はじめに
『Firefoxの灯(ともしび)』は、Firefoxのダウンロード状況をほぼリアルタイムに視覚化するWebアプリケーションです。従来、文字情報でしかなかったアクセス情報を視覚化することにより、文字情報だけでは伝えることが難しかった臨場感や雰囲気を感じること ― 「感じるダウンロード」をテーマに制作しています。
Firefoxの灯は、2007年のMozilla 24で初めて公開されました。Mozilla 24とは、世界規模で展開するMozillaの活動とその永続性を表したイベントで、24時間ノンストップでMozillaに関連するさまざまなプログラムが行われており、そのプログラムの1つとしてFirefoxの灯を提案しました。この時は、Mozilla 24の特設サイトを閲覧している人々のアクセスから大まかな閲覧場所を取得し、世界地図上の該当地点に灯を表示して、アクセス状況を視覚化しました。オンラインで活発な国がより強く光り、世界の夜景を空から見ているような光景が広がっていました。

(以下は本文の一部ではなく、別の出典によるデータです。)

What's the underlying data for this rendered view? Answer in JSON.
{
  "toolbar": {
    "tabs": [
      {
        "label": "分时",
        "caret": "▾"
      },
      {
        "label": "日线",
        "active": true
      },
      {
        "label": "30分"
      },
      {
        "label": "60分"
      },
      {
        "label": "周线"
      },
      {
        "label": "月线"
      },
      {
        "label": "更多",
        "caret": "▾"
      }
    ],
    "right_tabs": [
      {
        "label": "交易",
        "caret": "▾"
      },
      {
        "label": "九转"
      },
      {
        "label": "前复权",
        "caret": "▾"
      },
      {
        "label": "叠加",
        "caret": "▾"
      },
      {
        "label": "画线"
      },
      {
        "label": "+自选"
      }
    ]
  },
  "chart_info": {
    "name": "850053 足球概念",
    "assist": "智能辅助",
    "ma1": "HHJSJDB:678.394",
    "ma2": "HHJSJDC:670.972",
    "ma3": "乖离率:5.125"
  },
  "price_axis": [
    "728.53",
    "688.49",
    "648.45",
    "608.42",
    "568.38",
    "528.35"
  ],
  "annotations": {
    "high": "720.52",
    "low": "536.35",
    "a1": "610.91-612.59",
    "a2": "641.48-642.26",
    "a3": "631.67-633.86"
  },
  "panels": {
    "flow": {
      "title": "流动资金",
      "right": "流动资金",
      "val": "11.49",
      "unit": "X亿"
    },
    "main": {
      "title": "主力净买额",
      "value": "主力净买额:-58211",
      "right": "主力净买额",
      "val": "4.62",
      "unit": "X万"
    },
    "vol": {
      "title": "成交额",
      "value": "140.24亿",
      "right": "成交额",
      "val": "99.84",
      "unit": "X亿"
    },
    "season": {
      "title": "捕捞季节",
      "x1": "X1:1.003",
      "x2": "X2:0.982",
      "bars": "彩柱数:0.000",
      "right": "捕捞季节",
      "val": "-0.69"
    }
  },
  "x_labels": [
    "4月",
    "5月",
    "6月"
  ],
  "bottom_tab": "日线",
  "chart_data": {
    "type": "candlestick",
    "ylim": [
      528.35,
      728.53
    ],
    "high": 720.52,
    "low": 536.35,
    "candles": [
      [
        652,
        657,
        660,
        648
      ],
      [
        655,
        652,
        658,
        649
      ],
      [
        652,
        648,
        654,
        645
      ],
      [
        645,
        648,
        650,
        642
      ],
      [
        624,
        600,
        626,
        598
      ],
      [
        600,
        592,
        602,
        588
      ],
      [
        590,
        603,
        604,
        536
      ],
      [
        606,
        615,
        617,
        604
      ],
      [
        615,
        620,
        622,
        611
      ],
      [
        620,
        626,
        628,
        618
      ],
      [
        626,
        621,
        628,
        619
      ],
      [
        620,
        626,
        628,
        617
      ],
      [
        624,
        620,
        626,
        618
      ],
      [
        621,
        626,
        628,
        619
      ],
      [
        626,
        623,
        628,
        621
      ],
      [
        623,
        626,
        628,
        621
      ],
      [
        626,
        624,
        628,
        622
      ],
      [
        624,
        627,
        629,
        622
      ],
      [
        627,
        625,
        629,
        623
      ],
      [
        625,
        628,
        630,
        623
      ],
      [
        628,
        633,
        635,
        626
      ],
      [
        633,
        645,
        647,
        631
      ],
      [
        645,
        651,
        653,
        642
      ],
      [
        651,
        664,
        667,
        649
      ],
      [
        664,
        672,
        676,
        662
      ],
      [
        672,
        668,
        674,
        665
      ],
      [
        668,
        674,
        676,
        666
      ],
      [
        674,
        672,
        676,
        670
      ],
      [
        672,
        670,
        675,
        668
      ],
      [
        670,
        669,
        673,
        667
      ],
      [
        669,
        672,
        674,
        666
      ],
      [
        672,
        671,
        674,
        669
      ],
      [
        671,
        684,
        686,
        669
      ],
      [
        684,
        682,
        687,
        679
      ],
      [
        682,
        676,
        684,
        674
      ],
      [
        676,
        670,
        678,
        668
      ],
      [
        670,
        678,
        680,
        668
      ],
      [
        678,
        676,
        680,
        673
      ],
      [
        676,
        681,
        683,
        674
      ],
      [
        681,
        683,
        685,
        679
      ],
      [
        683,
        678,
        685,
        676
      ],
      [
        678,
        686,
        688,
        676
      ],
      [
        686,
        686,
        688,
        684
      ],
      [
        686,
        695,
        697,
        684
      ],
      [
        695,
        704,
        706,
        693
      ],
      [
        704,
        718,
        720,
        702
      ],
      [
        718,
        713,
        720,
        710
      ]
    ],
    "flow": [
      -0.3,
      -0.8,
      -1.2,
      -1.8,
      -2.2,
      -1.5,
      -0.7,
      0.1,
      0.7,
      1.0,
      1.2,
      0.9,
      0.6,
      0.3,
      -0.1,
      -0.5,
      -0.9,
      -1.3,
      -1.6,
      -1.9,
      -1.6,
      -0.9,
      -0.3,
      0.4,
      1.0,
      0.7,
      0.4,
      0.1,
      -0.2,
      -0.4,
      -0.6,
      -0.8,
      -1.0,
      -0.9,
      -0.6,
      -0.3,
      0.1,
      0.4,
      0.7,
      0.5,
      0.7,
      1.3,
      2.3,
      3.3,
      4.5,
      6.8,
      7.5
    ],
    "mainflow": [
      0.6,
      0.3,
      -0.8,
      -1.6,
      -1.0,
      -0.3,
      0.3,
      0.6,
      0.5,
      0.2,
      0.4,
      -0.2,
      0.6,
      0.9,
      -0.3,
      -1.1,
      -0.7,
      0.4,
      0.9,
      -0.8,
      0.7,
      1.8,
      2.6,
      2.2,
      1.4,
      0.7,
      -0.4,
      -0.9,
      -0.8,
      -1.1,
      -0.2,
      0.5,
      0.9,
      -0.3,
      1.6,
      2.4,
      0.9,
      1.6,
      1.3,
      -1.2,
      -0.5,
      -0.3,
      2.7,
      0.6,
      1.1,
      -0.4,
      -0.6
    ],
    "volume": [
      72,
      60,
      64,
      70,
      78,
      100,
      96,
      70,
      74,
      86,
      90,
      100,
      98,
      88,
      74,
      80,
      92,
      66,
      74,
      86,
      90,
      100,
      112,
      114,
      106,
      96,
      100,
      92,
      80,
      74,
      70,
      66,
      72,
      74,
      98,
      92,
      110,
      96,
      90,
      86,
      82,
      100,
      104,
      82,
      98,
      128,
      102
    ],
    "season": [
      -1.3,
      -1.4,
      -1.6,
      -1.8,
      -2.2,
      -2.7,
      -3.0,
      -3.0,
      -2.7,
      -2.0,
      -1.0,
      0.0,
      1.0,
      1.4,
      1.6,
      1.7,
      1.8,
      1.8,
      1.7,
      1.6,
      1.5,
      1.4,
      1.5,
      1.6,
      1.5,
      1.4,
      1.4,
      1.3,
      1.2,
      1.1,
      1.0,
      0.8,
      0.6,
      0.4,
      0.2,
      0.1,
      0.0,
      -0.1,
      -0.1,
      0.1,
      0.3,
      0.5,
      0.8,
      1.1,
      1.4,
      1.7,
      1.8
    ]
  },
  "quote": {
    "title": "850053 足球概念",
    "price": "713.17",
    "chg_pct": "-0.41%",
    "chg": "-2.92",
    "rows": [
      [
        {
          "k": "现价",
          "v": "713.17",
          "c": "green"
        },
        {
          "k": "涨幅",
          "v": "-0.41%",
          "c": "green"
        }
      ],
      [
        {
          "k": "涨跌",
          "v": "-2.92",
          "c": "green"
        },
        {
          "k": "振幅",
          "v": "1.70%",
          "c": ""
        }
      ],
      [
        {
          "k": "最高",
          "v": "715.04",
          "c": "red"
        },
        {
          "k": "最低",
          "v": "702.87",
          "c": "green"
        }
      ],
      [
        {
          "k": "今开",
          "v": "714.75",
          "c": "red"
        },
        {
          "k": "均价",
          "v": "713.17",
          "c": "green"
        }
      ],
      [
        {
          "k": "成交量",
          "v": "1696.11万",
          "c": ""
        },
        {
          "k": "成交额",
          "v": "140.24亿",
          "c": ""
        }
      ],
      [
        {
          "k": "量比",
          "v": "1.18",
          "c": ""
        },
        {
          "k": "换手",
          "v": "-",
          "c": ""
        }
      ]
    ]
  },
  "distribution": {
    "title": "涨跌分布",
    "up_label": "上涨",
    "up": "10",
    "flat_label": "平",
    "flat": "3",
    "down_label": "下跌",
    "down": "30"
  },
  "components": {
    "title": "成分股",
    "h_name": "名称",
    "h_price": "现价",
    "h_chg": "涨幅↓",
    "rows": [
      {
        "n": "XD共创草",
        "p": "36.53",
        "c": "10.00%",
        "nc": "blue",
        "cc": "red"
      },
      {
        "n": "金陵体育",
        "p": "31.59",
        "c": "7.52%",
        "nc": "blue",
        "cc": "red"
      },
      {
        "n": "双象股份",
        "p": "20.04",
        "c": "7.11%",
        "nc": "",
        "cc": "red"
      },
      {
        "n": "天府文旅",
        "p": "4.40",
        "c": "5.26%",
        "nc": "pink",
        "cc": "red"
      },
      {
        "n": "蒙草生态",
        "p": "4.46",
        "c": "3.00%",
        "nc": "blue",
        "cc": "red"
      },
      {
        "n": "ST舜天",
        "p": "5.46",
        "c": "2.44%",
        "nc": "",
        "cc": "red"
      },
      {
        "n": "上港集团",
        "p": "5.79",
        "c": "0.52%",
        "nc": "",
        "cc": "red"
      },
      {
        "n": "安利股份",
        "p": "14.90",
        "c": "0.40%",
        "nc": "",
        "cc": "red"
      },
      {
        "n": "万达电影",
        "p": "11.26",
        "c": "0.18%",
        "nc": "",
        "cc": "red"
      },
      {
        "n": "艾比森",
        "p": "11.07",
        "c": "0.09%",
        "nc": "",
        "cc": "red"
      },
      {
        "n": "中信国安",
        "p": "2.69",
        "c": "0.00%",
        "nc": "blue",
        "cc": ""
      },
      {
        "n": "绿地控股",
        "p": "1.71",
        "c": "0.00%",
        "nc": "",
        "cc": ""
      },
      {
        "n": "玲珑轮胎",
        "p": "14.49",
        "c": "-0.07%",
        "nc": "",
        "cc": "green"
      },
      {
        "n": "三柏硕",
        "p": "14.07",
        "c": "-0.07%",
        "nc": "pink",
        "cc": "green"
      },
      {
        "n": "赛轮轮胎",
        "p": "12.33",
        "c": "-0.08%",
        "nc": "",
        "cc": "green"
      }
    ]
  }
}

その後、Firefox 3の公開に伴い、Firefoxのダウンロード状況を視覚化、また日本に特化した形でFirefox 3の灯を公開しました。Firefox 3公開当時は、その光だけで日本の輪郭が浮き上がるほどにさまざまな場所で多数のダウンロードがされていることがわかりました。
今回公開するWebアプリケーションFirefoxの灯は、Firefox 3の灯の拡張版として位置づけられ、現在における最新のウェブ標準技術、Firefoxで先行実装された技術、またその技術で可能となったアニメーションやサウンドなどの表現によって成り立っています。この連載では、Firefoxの灯リニューアルに伴って、アプリケーションで利用している技術的な側面を中心に沿え、解説していく予定です。
Firefoxの灯の持つ機能
まず、具体的な技術の説明に入る前に、Firefoxの灯ではどこにどのような技術が使われているかを、機能紹介をしながら簡単に説明していきます。
俯瞰ビュー
次の画像が、本アプリケーションのメイン画面となります。
この画面では、Firefoxのダウンロード状況を視覚化します。画面中央には日本地図を配置し、ダウンロードを行った際のアクセス情報からユーザーのIPアドレスを取得して大まかな位置情報を得たのち、地図上の座標系にマッピングされ、灯として表示します。色の付いた大きな灯は、直近約15秒以内にダウンロードがあったことを示します。灯の色もIPアドレスに依存し、同じIPからダウンロードした場合は同じ色の灯が出現するはずです。その後、灯は小さな白い光となって、しばらくの間瞬いています。
日本全体でのダウンロード数を知りたい時には、地図上にマウスオーバすることで左上に大きく表示されます。技術的には、日本地図にはSVGやSVG Filterを採用しています。灯の表示はProcessing.js(Canvas)とSVGの混合で描画されています。